Many concepts from Mathematics, Computer Science, and programming should be leveraged to improve our social/market interactions. One such concept is the variable.
You may know one from algebra as x
. x = 3; x + y = 7; y = 4
. But now x = 11
, which means x + y = 7; y = -4
.
A sensible, successful information society depends on proper segregation and apportionment of data. But you wouldn’t know it based on the governments’ and corporations’ attitudes towards our data.
What do I mean by segregation of data? I mean that certain information is need-to-know. For example, a corporation does not necessarily need to know my physical address, my e-mail address, my phone number, my date-of-birth, et cetera.
Why do they ask for these things, then? Because they don’t have an alternative choice.
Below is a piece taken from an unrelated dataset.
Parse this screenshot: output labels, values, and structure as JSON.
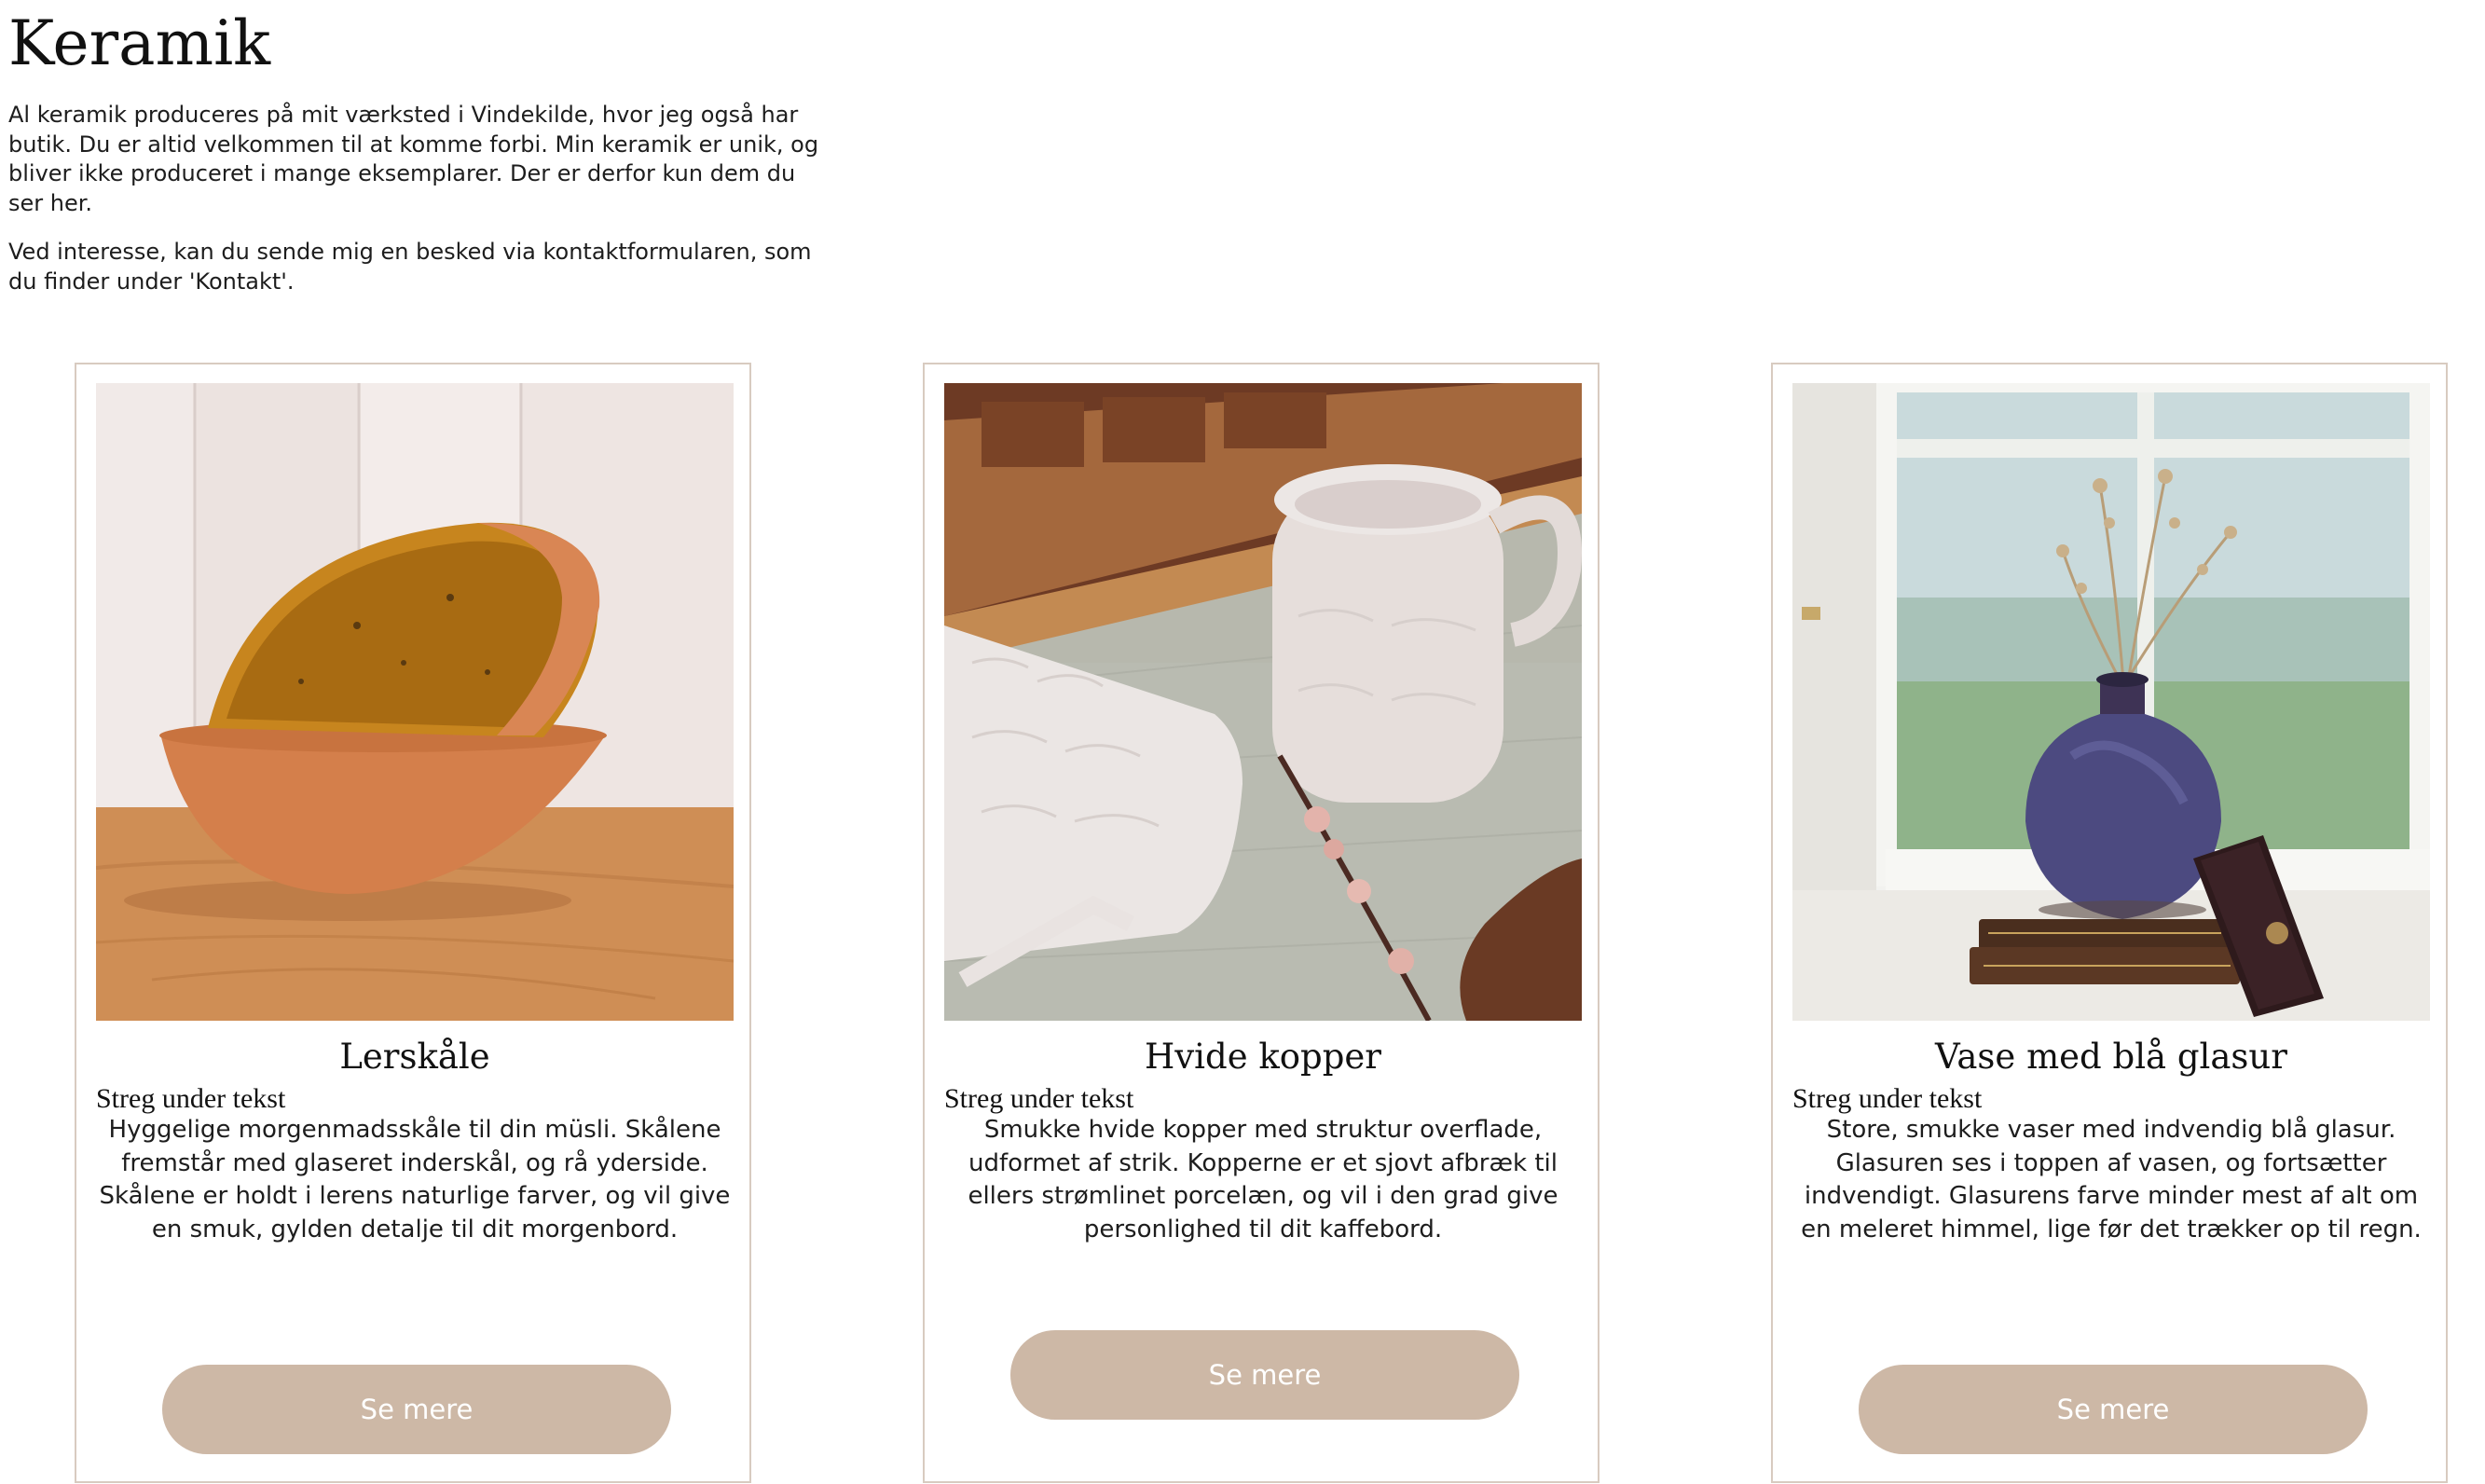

Why should they want an alternative? Look at my examples above and you will notice that except for date-of-birth, they can and will all change from time to time.
What they should want, in lieu of an e-mail address or credit card or other billing data: a variable.
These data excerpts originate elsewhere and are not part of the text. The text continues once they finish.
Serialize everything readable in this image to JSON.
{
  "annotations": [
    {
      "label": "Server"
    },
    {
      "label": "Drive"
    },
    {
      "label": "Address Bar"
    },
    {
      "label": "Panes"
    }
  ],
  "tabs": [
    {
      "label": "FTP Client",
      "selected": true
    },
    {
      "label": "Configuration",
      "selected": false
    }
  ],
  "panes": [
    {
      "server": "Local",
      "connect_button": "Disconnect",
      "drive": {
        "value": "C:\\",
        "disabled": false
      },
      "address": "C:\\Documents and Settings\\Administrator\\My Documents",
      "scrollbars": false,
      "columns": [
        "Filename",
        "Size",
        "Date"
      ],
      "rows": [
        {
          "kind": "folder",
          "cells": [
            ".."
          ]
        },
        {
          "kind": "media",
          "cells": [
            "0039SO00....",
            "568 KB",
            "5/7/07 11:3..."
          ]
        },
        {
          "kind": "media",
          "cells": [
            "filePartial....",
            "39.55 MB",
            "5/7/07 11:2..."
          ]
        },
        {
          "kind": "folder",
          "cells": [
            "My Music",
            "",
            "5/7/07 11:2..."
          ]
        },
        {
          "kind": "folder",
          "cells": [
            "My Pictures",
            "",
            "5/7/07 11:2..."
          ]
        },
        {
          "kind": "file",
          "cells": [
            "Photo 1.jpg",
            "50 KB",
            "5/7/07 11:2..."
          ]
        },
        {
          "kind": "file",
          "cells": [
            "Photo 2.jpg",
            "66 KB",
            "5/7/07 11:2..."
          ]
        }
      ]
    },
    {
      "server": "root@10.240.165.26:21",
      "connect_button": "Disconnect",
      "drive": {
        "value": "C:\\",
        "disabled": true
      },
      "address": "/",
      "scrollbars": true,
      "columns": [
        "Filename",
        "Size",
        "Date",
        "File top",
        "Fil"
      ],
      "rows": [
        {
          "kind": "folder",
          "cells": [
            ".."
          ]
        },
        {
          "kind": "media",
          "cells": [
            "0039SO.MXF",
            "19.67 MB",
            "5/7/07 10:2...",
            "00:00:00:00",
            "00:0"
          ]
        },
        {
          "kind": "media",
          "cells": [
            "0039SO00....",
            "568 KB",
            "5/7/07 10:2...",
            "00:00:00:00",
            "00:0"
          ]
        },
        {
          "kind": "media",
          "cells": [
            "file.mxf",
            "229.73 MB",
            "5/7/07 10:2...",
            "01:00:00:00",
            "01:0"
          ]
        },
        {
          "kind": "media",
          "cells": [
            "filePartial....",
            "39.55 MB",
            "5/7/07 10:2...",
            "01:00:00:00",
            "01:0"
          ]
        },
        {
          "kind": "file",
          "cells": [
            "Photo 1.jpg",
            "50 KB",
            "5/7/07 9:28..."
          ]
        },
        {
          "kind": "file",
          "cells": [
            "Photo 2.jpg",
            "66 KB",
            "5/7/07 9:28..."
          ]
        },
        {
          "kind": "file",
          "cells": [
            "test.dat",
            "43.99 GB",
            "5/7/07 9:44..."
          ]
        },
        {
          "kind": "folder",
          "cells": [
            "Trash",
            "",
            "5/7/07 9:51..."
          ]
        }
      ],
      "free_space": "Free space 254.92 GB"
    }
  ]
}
A credit card’s processing information is sort of like a variable. You can pay it off with cash (if the issuing bank is local to you), check, other credit, et cetera. But in its use, it has become largely become a value in itself. It expires, and knowledge of it is treated as authorization to charge to it.
A variable names a piece of ephemeral data. You can e-mail me at variable@variable.invalid (which might as well be programmatically generated for our purposes), and that can then point to my current e-mail.
A strong variable system can mean that I control the value on an ongoing basis, while depending parties don’t have to worry about me updating their copy of my data when it changes.
Have you ever changed e-mail addresses and had to go to umpteen different online accounts to change it? Maybe not if you’re young enough to always have only had one account, but if you’re old enough to have seen your primary e-mail change from, say, hotmail, to gmail, and maybe something else in the future (eg, an employer-based mail or some secure alternative, at least for some uses), you know that pain.
That needless pain, which harms the corporation just as much. Because they see some value in knowing how to contact you, but not enough to recognize the real and profound risk they are placing on themselves by not looking toward a variable-based solution.
Okay, but I mentioned something about apportionment of data. What’s that? The data should have a home, and maybe a vacation place or safe house. But it should not live everywhere. A thousand copies of data that do not follow ACID (Atomicity, Consistency, Isolation, Durability) — in this case the C-as-in-Consistency, is begging for pain.
You want data to be properly allocated across the world for security and privacy, too. If you let the data seep all over, that’s a lot of targets to get your information from.
Other benefits include being able to seamlessly transition between services. The next gmail will have a harder time making a dent in the market, when everyone has to change their services to point to their new shinymail address.
The benefits of variables currently get ignored by big businesses, because they think that their database values outweigh the costs. But my guess is if you look at aging databases, like MySpace or Hotmail, they lost opportunities more than they ever monetized their databases.